Strong earnings, easing oil prices drive Q2 stock rally
U.S. stock investors brushed off any concerns from the Iran war to send major indexes to their best quarter since 2020.
The big picture: Stocks rebounded after a bruising first quarter.
Flashback: The rebound follows a bruising first quarter, when all three indexes finished in the red, brought down by a brutal March when the Iran war sent oil prices soaring for most of the month.
And it wasn't just the biggest names having a good first half.
Between the lines: Strong corporate earnings throughout the first half buoyed confidence in stocks in Q2, particularly in the tech sector.
Zoom in: The price of West Texas Intermediate crude — the U.S. benchmark for oil — has been easing for most of June, and was slightly above $70 per barrel this morning.
The second quarter also had the largest IPO ever — the debut of SpaceX, which saw its shares soar, slump and then rise again.
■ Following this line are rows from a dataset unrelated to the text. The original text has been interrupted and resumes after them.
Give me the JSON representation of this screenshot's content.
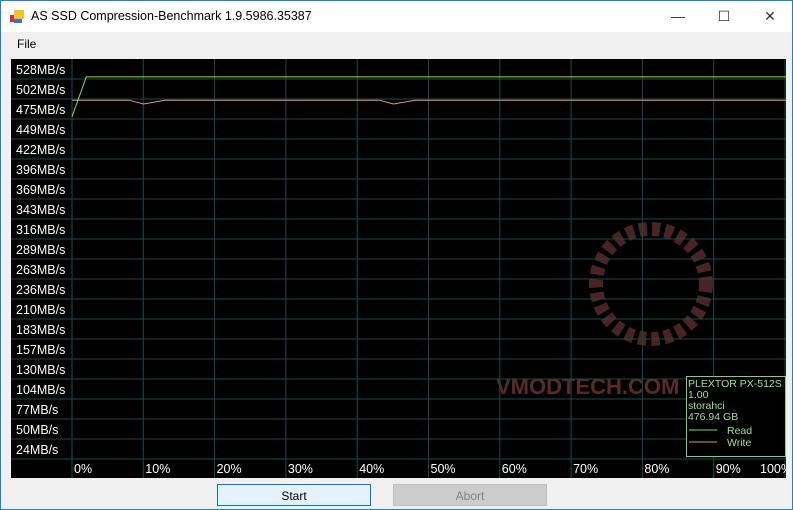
{
  "window": {
    "title": "AS SSD Compression-Benchmark 1.9.5986.35387",
    "minimize": "—",
    "maximize": "☐",
    "close": "✕"
  },
  "menu": {
    "file": "File"
  },
  "buttons": {
    "start": "Start",
    "abort": "Abort"
  },
  "watermark": "VMODTECH.COM",
  "chart_data": {
    "type": "line",
    "y_tick_labels": [
      "528MB/s",
      "502MB/s",
      "475MB/s",
      "449MB/s",
      "422MB/s",
      "396MB/s",
      "369MB/s",
      "343MB/s",
      "316MB/s",
      "289MB/s",
      "263MB/s",
      "236MB/s",
      "210MB/s",
      "183MB/s",
      "157MB/s",
      "130MB/s",
      "104MB/s",
      "77MB/s",
      "50MB/s",
      "24MB/s"
    ],
    "x_tick_labels": [
      "0%",
      "10%",
      "20%",
      "30%",
      "40%",
      "50%",
      "60%",
      "70%",
      "80%",
      "90%",
      "100%"
    ],
    "ylim": [
      0,
      528
    ],
    "xlim": [
      0,
      100
    ],
    "grid": true,
    "x": [
      0,
      2,
      5,
      8,
      10,
      13,
      15,
      18,
      20,
      23,
      25,
      28,
      30,
      33,
      35,
      38,
      40,
      43,
      45,
      48,
      50,
      53,
      55,
      58,
      60,
      63,
      65,
      68,
      70,
      73,
      75,
      78,
      80,
      83,
      85,
      88,
      90,
      93,
      95,
      98,
      100
    ],
    "series": [
      {
        "name": "Read",
        "color": "#99dd33",
        "values": [
          454,
          507,
          507,
          507,
          507,
          507,
          507,
          507,
          507,
          507,
          507,
          507,
          507,
          507,
          507,
          507,
          507,
          507,
          507,
          507,
          507,
          507,
          507,
          507,
          507,
          507,
          507,
          507,
          507,
          507,
          507,
          507,
          507,
          507,
          507,
          507,
          507,
          507,
          507,
          507,
          507
        ]
      },
      {
        "name": "Write",
        "color": "#e09090",
        "values": [
          476,
          476,
          476,
          476,
          471,
          476,
          476,
          476,
          476,
          476,
          476,
          476,
          476,
          476,
          476,
          476,
          476,
          476,
          471,
          476,
          476,
          476,
          476,
          476,
          476,
          476,
          476,
          476,
          476,
          476,
          476,
          476,
          476,
          476,
          476,
          476,
          476,
          476,
          476,
          476,
          476
        ]
      }
    ],
    "legend": {
      "position": "bottom-right",
      "lines": [
        "PLEXTOR PX-512S",
        "1.00",
        "storahci",
        "476.94 GB"
      ]
    }
  }
}
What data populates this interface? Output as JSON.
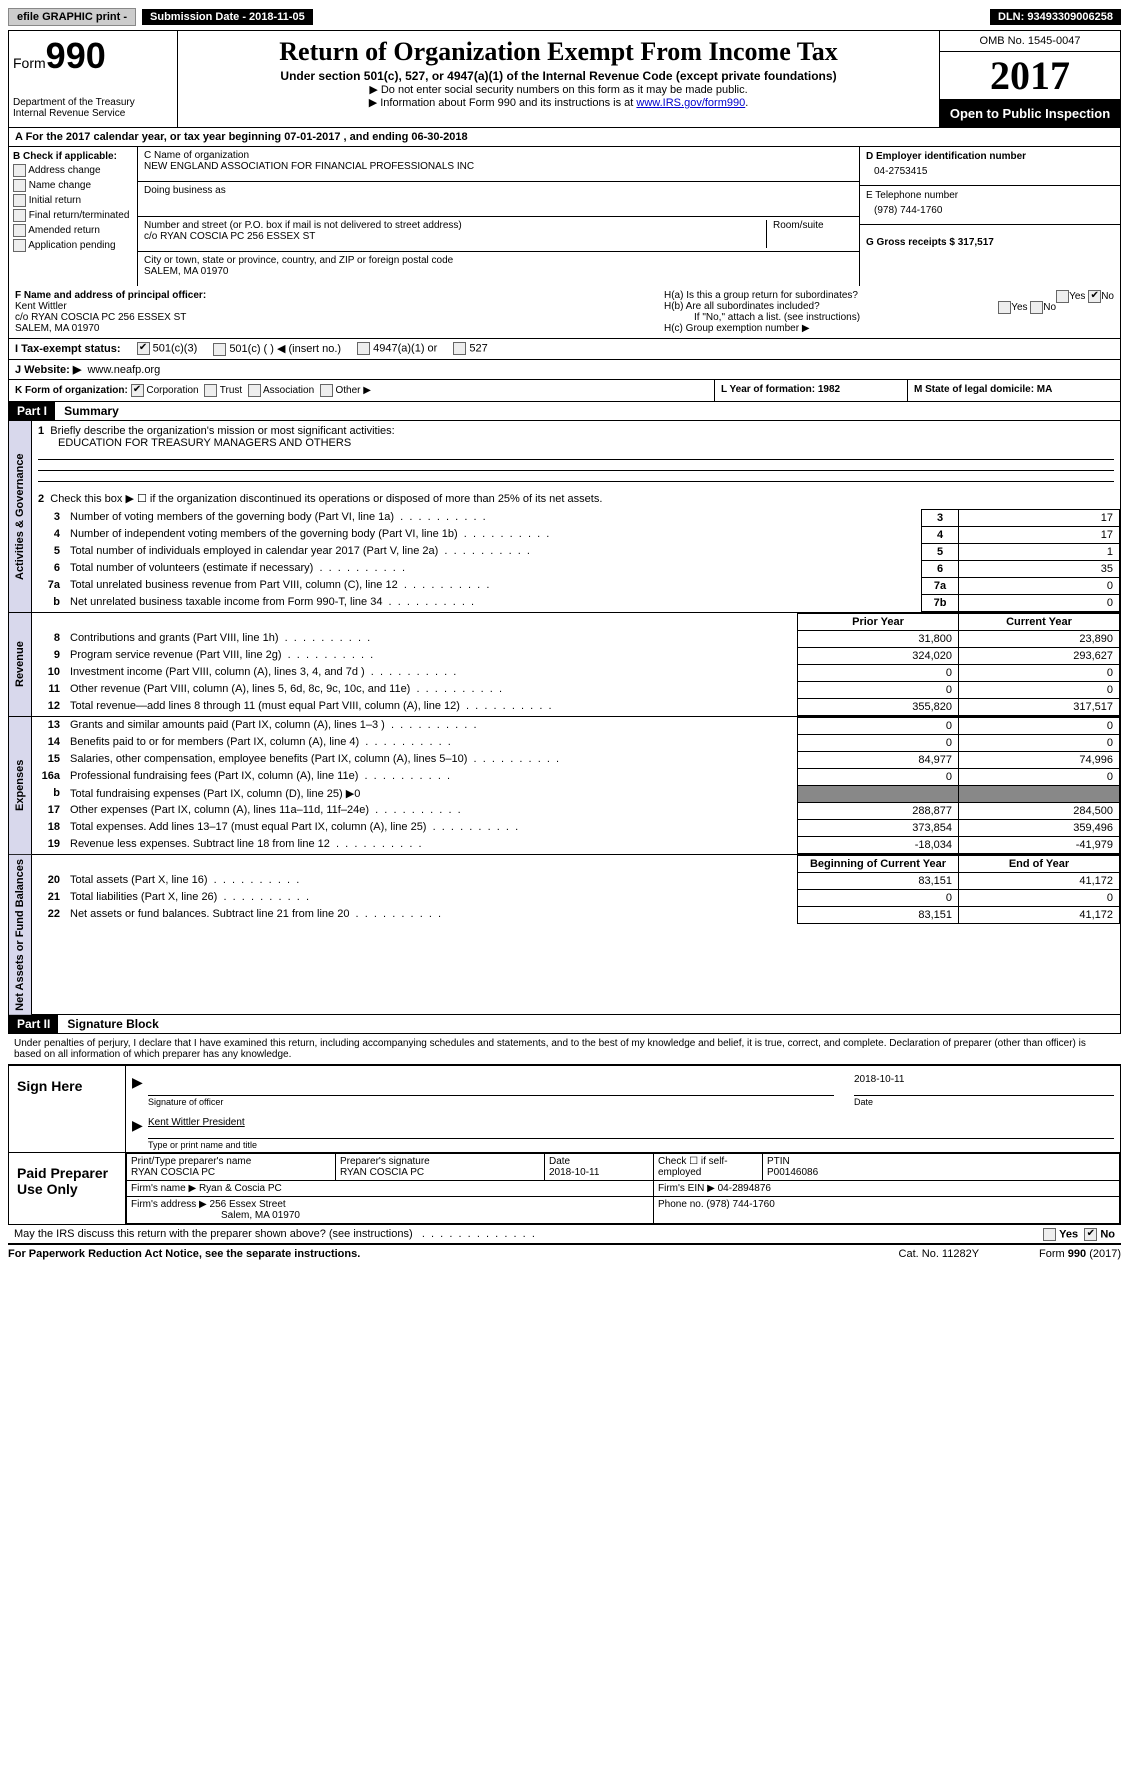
{
  "topbar": {
    "efile": "efile GRAPHIC print -",
    "submission_label": "Submission Date - 2018-11-05",
    "dln": "DLN: 93493309006258"
  },
  "header": {
    "form_label": "Form",
    "form_number": "990",
    "dept": "Department of the Treasury",
    "irs": "Internal Revenue Service",
    "title": "Return of Organization Exempt From Income Tax",
    "subtitle": "Under section 501(c), 527, or 4947(a)(1) of the Internal Revenue Code (except private foundations)",
    "note1": "▶ Do not enter social security numbers on this form as it may be made public.",
    "note2_pre": "▶ Information about Form 990 and its instructions is at ",
    "note2_link": "www.IRS.gov/form990",
    "omb": "OMB No. 1545-0047",
    "year": "2017",
    "open_public": "Open to Public Inspection"
  },
  "row_a": "A  For the 2017 calendar year, or tax year beginning 07-01-2017   , and ending 06-30-2018",
  "section_b": {
    "title": "B Check if applicable:",
    "items": [
      "Address change",
      "Name change",
      "Initial return",
      "Final return/terminated",
      "Amended return",
      "Application pending"
    ]
  },
  "section_c": {
    "name_label": "C Name of organization",
    "name": "NEW ENGLAND ASSOCIATION FOR FINANCIAL PROFESSIONALS INC",
    "dba_label": "Doing business as",
    "street_label": "Number and street (or P.O. box if mail is not delivered to street address)",
    "street": "c/o RYAN COSCIA PC 256 ESSEX ST",
    "room_label": "Room/suite",
    "city_label": "City or town, state or province, country, and ZIP or foreign postal code",
    "city": "SALEM, MA  01970"
  },
  "section_d": {
    "ein_label": "D Employer identification number",
    "ein": "04-2753415",
    "phone_label": "E Telephone number",
    "phone": "(978) 744-1760",
    "gross_label": "G Gross receipts $ 317,517"
  },
  "section_f": {
    "label": "F  Name and address of principal officer:",
    "name": "Kent Wittler",
    "addr1": "c/o RYAN COSCIA PC 256 ESSEX ST",
    "addr2": "SALEM, MA  01970"
  },
  "section_h": {
    "ha": "H(a)  Is this a group return for subordinates?",
    "hb": "H(b)  Are all subordinates included?",
    "hb_note": "If \"No,\" attach a list. (see instructions)",
    "hc": "H(c)  Group exemption number ▶",
    "yes": "Yes",
    "no": "No"
  },
  "row_i": {
    "label": "I  Tax-exempt status:",
    "opt1": "501(c)(3)",
    "opt2": "501(c) (  ) ◀ (insert no.)",
    "opt3": "4947(a)(1) or",
    "opt4": "527"
  },
  "row_j": {
    "label": "J  Website: ▶",
    "value": "www.neafp.org"
  },
  "row_k": {
    "label": "K Form of organization:",
    "opts": [
      "Corporation",
      "Trust",
      "Association",
      "Other ▶"
    ]
  },
  "row_l": "L Year of formation: 1982",
  "row_m": "M State of legal domicile: MA",
  "part1": {
    "header": "Part I",
    "title": "Summary",
    "line1_label": "Briefly describe the organization's mission or most significant activities:",
    "line1_text": "EDUCATION FOR TREASURY MANAGERS AND OTHERS",
    "line2": "Check this box ▶ ☐  if the organization discontinued its operations or disposed of more than 25% of its net assets.",
    "lines_ag": [
      {
        "n": "3",
        "t": "Number of voting members of the governing body (Part VI, line 1a)",
        "c": "3",
        "v": "17"
      },
      {
        "n": "4",
        "t": "Number of independent voting members of the governing body (Part VI, line 1b)",
        "c": "4",
        "v": "17"
      },
      {
        "n": "5",
        "t": "Total number of individuals employed in calendar year 2017 (Part V, line 2a)",
        "c": "5",
        "v": "1"
      },
      {
        "n": "6",
        "t": "Total number of volunteers (estimate if necessary)",
        "c": "6",
        "v": "35"
      },
      {
        "n": "7a",
        "t": "Total unrelated business revenue from Part VIII, column (C), line 12",
        "c": "7a",
        "v": "0"
      },
      {
        "n": "b",
        "t": "Net unrelated business taxable income from Form 990-T, line 34",
        "c": "7b",
        "v": "0"
      }
    ],
    "col_prior": "Prior Year",
    "col_current": "Current Year",
    "lines_rev": [
      {
        "n": "8",
        "t": "Contributions and grants (Part VIII, line 1h)",
        "p": "31,800",
        "c": "23,890"
      },
      {
        "n": "9",
        "t": "Program service revenue (Part VIII, line 2g)",
        "p": "324,020",
        "c": "293,627"
      },
      {
        "n": "10",
        "t": "Investment income (Part VIII, column (A), lines 3, 4, and 7d )",
        "p": "0",
        "c": "0"
      },
      {
        "n": "11",
        "t": "Other revenue (Part VIII, column (A), lines 5, 6d, 8c, 9c, 10c, and 11e)",
        "p": "0",
        "c": "0"
      },
      {
        "n": "12",
        "t": "Total revenue—add lines 8 through 11 (must equal Part VIII, column (A), line 12)",
        "p": "355,820",
        "c": "317,517"
      }
    ],
    "lines_exp": [
      {
        "n": "13",
        "t": "Grants and similar amounts paid (Part IX, column (A), lines 1–3 )",
        "p": "0",
        "c": "0"
      },
      {
        "n": "14",
        "t": "Benefits paid to or for members (Part IX, column (A), line 4)",
        "p": "0",
        "c": "0"
      },
      {
        "n": "15",
        "t": "Salaries, other compensation, employee benefits (Part IX, column (A), lines 5–10)",
        "p": "84,977",
        "c": "74,996"
      },
      {
        "n": "16a",
        "t": "Professional fundraising fees (Part IX, column (A), line 11e)",
        "p": "0",
        "c": "0"
      },
      {
        "n": "b",
        "t": "Total fundraising expenses (Part IX, column (D), line 25) ▶0",
        "shade": true
      },
      {
        "n": "17",
        "t": "Other expenses (Part IX, column (A), lines 11a–11d, 11f–24e)",
        "p": "288,877",
        "c": "284,500"
      },
      {
        "n": "18",
        "t": "Total expenses. Add lines 13–17 (must equal Part IX, column (A), line 25)",
        "p": "373,854",
        "c": "359,496"
      },
      {
        "n": "19",
        "t": "Revenue less expenses. Subtract line 18 from line 12",
        "p": "-18,034",
        "c": "-41,979"
      }
    ],
    "col_begin": "Beginning of Current Year",
    "col_end": "End of Year",
    "lines_net": [
      {
        "n": "20",
        "t": "Total assets (Part X, line 16)",
        "p": "83,151",
        "c": "41,172"
      },
      {
        "n": "21",
        "t": "Total liabilities (Part X, line 26)",
        "p": "0",
        "c": "0"
      },
      {
        "n": "22",
        "t": "Net assets or fund balances. Subtract line 21 from line 20",
        "p": "83,151",
        "c": "41,172"
      }
    ],
    "tab_ag": "Activities & Governance",
    "tab_rev": "Revenue",
    "tab_exp": "Expenses",
    "tab_net": "Net Assets or Fund Balances"
  },
  "part2": {
    "header": "Part II",
    "title": "Signature Block",
    "declaration": "Under penalties of perjury, I declare that I have examined this return, including accompanying schedules and statements, and to the best of my knowledge and belief, it is true, correct, and complete. Declaration of preparer (other than officer) is based on all information of which preparer has any knowledge.",
    "sign_here": "Sign Here",
    "sig_date": "2018-10-11",
    "sig_officer_label": "Signature of officer",
    "date_label": "Date",
    "officer_name": "Kent Wittler President",
    "officer_name_label": "Type or print name and title",
    "paid_preparer": "Paid Preparer Use Only",
    "prep_name_label": "Print/Type preparer's name",
    "prep_name": "RYAN COSCIA PC",
    "prep_sig_label": "Preparer's signature",
    "prep_sig": "RYAN COSCIA PC",
    "prep_date_label": "Date",
    "prep_date": "2018-10-11",
    "check_self": "Check ☐ if self-employed",
    "ptin_label": "PTIN",
    "ptin": "P00146086",
    "firm_name_label": "Firm's name    ▶",
    "firm_name": "Ryan & Coscia PC",
    "firm_ein_label": "Firm's EIN ▶",
    "firm_ein": "04-2894876",
    "firm_addr_label": "Firm's address ▶",
    "firm_addr1": "256 Essex Street",
    "firm_addr2": "Salem, MA  01970",
    "firm_phone_label": "Phone no.",
    "firm_phone": "(978) 744-1760",
    "discuss": "May the IRS discuss this return with the preparer shown above? (see instructions)",
    "yes": "Yes",
    "no": "No"
  },
  "footer": {
    "paperwork": "For Paperwork Reduction Act Notice, see the separate instructions.",
    "cat": "Cat. No. 11282Y",
    "form": "Form 990 (2017)"
  }
}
Yes, but: Deal activity was sluggish in Q2, as a wave of economic caution amid the Iran war "clearly impacted confidence" in mergers and acquisitions, leading many players outside energy and AI to pause or delay transactions, per KPMG.
What we're watching: Concerns about an AI bubble continue to shadow tech stocks' momentum.
What they're saying: "We believe incrementally hawkish and uncertain Fed policy will be the overarching theme in 2H 2026," writes Nicholas Colas, co-founder of DataTrek.